Всё надоело ему в проклятом аду: каменный свод  с длинной трубой, вечный огонь под чаном, склады с дровами и бесконечные лабиринты.  Множество раз он корил себя за несдержанность с Богом:  сидел бы сейчас рядом с Ним, птичек бы слушал, вишенки ел. Зачем захотелось перечить Ему,  мир Его портить? А всё от гордыни! Сиди вот теперь, слушай, как в чане вопят.

Отворилась массивная дверь, подручные затащили новенького.

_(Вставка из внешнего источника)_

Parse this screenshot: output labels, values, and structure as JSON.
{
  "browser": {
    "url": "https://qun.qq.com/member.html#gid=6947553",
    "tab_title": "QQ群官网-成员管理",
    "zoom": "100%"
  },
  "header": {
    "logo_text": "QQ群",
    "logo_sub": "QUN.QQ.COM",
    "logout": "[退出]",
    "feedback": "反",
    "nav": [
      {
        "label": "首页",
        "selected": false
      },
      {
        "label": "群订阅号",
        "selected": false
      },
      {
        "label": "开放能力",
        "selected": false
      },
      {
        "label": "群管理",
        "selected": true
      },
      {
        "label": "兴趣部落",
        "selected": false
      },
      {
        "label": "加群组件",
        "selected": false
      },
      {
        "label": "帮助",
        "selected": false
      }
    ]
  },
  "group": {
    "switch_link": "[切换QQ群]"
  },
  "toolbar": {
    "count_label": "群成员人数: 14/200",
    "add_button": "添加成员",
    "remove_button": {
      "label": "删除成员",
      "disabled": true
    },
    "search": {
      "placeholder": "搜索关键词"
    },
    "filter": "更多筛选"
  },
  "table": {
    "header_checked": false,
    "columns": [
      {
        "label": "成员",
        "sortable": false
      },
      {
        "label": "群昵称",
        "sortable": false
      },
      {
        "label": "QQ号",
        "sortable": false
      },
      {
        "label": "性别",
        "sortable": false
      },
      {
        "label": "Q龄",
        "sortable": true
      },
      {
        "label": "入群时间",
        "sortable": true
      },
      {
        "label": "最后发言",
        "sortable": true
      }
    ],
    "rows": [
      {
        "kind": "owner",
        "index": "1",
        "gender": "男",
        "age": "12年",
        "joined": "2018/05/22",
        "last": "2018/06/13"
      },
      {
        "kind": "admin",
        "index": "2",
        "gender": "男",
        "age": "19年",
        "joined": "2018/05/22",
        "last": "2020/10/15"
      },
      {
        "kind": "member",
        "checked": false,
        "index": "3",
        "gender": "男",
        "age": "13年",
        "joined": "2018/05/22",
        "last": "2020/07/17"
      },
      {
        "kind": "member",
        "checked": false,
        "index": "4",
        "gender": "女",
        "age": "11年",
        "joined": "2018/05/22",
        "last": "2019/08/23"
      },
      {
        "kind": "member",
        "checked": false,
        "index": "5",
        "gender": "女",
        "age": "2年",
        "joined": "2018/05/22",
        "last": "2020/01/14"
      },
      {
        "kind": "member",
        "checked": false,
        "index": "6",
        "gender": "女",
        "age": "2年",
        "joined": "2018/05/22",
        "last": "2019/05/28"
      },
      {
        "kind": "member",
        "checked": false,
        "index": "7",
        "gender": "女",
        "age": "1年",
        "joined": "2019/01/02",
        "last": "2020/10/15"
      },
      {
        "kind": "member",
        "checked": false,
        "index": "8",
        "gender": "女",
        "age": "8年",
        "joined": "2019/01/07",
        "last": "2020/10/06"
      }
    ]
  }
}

«Только бы не графоман! –– передёрнуло Сатану. –– Варить их в гудроне нельзя, преступлений за ними не значится, и ходят они по аду,  слагая стихи и прозу, и донимают его своими творениями. Недавно вот только  сцепился с одним.  Так уж просил послушать, что благосклонно махнул:
–– Валяй. 

        Тот радостно начал:

                Ведь если вдруг где оторвётся
                От общей массы сорванец,
                И если болью отзовётся
                Из тьмы безудержный гонец,
                Его усмирит покаянье
                Души моей на воздаянье.
                На всякий гнев моё прощанье.
                Добра и света завещанье.

–– Бессмыслица! –– рявкнул ему Сатана.
 
Поэт не смутился:
       –– Я упираюсь в мелодию, а не в смысл. 
       ––  А грамоту знаешь, новатор?
       –– А не скажите! Про нелогичность, неправильность сколько Фету пришлось пострадать, и  не только ему!
        И теперь этот тип ходит по аду, ругаясь, что сильно обижен Нечистым.

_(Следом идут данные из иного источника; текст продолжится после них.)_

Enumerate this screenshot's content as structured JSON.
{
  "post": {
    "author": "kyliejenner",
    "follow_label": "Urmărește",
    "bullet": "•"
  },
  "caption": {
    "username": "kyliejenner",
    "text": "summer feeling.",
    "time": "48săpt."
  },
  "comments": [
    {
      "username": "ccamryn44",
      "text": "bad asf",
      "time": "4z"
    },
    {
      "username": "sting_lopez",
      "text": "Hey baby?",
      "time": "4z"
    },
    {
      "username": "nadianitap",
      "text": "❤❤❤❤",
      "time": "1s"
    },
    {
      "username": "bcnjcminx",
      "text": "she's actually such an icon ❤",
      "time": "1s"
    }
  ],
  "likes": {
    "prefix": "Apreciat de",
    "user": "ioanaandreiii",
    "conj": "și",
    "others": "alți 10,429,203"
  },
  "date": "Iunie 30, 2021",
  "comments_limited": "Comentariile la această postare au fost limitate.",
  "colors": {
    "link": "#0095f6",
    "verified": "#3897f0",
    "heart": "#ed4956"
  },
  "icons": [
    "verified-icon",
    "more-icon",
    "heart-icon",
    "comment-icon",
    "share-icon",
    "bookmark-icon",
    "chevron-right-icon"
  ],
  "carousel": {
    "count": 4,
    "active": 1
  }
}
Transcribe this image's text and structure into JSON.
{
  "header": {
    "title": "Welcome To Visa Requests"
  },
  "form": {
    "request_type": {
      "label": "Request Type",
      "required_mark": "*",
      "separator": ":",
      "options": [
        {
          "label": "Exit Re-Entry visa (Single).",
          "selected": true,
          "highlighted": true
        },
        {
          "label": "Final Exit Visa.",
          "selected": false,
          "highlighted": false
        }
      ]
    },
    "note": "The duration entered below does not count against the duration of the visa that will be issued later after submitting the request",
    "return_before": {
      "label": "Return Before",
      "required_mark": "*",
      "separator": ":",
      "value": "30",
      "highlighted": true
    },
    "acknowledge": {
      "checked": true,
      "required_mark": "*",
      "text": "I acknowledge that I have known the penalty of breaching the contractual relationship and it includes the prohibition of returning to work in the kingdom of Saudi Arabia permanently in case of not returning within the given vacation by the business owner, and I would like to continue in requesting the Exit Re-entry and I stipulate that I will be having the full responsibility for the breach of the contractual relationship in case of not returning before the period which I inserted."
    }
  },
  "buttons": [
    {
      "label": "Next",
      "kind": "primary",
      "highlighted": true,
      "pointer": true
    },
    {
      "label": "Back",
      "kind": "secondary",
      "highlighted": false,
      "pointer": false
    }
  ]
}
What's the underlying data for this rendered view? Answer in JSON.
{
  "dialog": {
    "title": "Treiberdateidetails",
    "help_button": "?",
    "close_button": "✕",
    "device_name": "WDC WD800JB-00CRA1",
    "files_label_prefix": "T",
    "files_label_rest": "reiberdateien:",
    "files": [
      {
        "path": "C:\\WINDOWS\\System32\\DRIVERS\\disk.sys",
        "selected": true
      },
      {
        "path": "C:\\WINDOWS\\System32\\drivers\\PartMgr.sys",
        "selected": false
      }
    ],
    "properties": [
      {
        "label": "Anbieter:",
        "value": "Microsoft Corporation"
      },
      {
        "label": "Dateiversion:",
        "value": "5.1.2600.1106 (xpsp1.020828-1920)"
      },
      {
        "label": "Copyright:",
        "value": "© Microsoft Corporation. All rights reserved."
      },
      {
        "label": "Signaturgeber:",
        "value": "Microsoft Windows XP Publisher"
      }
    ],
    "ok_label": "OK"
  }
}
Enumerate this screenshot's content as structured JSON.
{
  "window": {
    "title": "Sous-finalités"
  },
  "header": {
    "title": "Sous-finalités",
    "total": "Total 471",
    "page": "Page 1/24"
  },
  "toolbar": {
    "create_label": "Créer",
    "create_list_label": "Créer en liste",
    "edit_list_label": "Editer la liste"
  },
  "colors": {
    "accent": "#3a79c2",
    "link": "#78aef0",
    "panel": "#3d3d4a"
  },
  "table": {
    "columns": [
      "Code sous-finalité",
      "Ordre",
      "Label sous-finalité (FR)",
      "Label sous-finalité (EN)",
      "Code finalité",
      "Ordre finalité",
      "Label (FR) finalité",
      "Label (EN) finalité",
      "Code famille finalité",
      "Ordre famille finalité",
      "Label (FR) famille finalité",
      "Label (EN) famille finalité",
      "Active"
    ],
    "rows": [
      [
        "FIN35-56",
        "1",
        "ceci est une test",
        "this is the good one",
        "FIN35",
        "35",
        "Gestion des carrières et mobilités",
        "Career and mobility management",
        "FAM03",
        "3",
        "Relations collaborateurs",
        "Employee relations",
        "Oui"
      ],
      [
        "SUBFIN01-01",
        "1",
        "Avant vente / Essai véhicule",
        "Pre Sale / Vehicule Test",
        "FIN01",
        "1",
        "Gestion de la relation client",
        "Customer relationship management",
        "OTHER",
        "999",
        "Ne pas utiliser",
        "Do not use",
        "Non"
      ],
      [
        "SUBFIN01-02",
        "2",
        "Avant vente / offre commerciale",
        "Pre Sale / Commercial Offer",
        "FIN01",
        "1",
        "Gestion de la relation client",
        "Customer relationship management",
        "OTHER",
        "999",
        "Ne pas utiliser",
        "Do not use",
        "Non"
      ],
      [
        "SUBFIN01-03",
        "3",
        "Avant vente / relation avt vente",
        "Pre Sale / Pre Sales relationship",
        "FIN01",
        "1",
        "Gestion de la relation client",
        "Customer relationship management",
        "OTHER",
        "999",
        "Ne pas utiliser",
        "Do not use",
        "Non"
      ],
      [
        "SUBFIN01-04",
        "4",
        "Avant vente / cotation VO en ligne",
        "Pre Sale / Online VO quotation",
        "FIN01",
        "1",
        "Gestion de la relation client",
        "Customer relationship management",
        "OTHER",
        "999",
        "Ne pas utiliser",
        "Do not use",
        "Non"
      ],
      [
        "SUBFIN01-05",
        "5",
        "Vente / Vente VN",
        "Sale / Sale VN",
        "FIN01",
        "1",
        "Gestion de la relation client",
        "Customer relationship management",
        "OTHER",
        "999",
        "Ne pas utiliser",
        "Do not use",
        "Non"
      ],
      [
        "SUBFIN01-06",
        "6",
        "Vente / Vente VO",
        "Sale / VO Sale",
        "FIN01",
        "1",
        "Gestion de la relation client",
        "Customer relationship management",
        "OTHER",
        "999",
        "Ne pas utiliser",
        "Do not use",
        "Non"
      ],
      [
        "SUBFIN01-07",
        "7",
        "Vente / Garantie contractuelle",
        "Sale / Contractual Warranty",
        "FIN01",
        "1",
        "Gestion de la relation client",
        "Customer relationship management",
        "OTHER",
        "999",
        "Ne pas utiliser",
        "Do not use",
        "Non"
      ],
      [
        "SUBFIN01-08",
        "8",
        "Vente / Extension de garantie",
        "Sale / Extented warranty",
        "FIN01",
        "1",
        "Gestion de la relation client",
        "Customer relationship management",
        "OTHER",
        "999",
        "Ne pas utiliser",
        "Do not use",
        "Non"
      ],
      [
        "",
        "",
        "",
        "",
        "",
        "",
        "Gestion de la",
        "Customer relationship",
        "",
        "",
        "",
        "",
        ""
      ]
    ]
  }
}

–– За что меня в рай не пустили? –– скрёб по камням башмаками и упирался новоприбывший.  –– Я двадцать раз Петру объяснял, что об Иисусе писал, как никто!

                На кресте продолжая полёт,
                Снизойдёшь ли до крика?
                Твой небесный Отец не поймёт,
                В чём же тут закавыка.

–– И после таких гениальных стихов, меня, как собаку... Отстаньте! –– стал вырываться из лап подручных. –– Разве сравнить меня и Тяпкиным?   У него –– ерунда о Христе:

                Чудны дела, Твои, Господи!
                Солнцем из облака Ты показался!
                Белый, как в пудре, гляди.
                В какой Ты воде искупался?

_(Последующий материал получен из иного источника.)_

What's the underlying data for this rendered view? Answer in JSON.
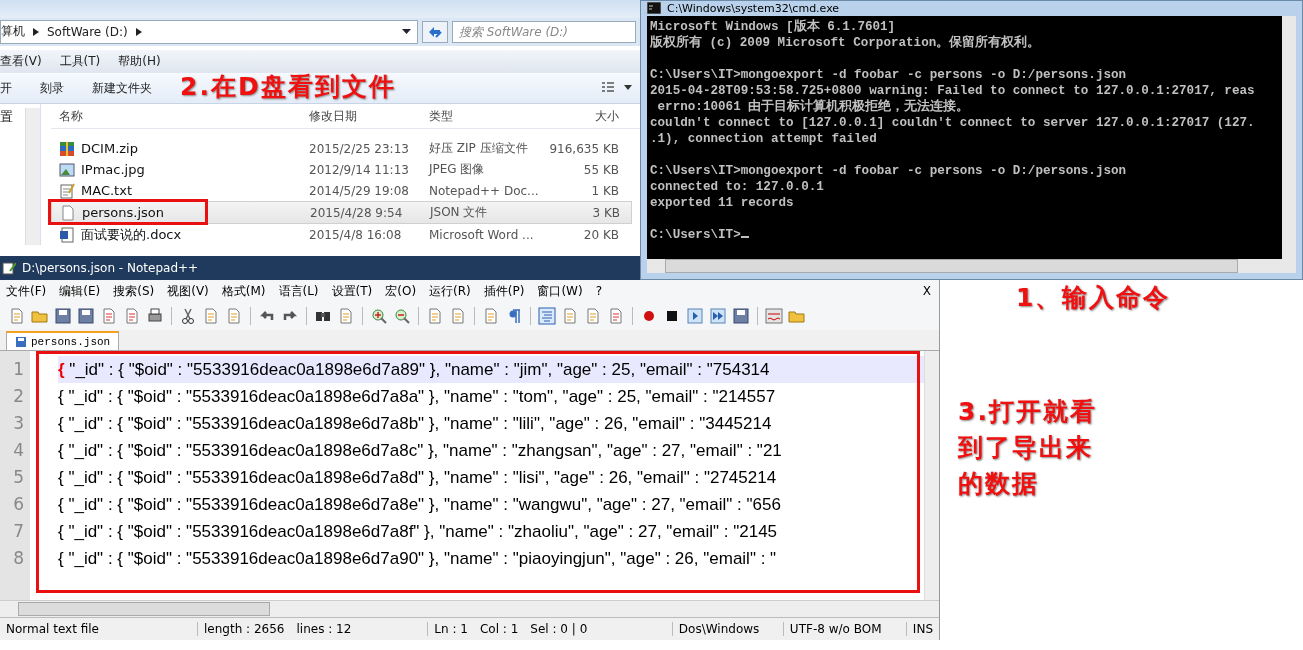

–– Шляется здесь этот Тяпкин, –– Нечистый схватился за зубы.  –– Иди вон к костру, поленья кидай.   Да чтобы горели не так, как на том фестивале.
–– Какой фестиваль?
–– Поэтический. Приехали вы, человек восемнадцать, все гениальные, и не сумели костёр развести, чай вскипятить. Ладно,  кидай поленья, да шибко не слушай, как в чане преступники воют. И как не охрипнут, заразы?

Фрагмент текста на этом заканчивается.